The 'Subject', as most of his colleagues deigned to name the little gynoid, had displayed unbelievable learning ability. For four days he'd struggled to teach her the common Chozo language, and while she'd progressed well, it was nothing that couldn't be done by a sufficiently gifted and augmented Chozo child half her age. Not nearly fast enough for his comfort. As she had said, those books were meant for younger chicks.
All that had gone off into the wind with Hana's… story.

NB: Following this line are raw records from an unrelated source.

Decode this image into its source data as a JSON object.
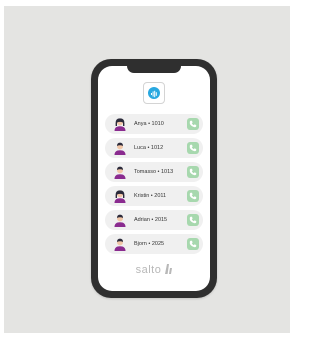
{
  "contacts": [
    {
      "label": "Anya • 1010",
      "gender": "female"
    },
    {
      "label": "Luca • 1012",
      "gender": "male"
    },
    {
      "label": "Tomasso • 1013",
      "gender": "male"
    },
    {
      "label": "Kristin • 2011",
      "gender": "female"
    },
    {
      "label": "Adrian • 2015",
      "gender": "male"
    },
    {
      "label": "Bjorn • 2025",
      "gender": "male"
    }
  ],
  "brand": {
    "name": "salto"
  },
  "colors": {
    "app_icon": "#29a8e0",
    "call_button": "#a7d8ae",
    "avatar_shirt": "#8a2b8f",
    "avatar_skin": "#f2c7a8",
    "avatar_hair": "#2b2a3a"
  },
  "icons": {
    "app": "soundwave-icon",
    "call": "phone-icon",
    "avatar": "person-avatar-icon",
    "brand": "salto-logo-mark"
  }
}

He had been too aghast at the time by the complete mockery Hana had made of one of his homeworld's most crucial literary works to immediately notice how she was making sudden leaps in her speech and reading skills. Reviewing the scene afterwards made it plainly obvious.
Shu-Qi leaned back in his chair, folding his arms as he observed the by-now infamous lesson. Hana began her story, language broken, vocabulary limited, sentence structure leaving much to be desired. Then she began reading ahead on her tablet. The surveillance software caught her with several panels open, scrolling through them all at once with impressive speed. Only a few minutes later Hana was speaking grammatically sound, complete sentences.
Kohinoor paced back and forth, showing a nervous energy that had been evident most of the day.
They'd long since gone over the obvious implications. Now they were trying to guess at her reasons.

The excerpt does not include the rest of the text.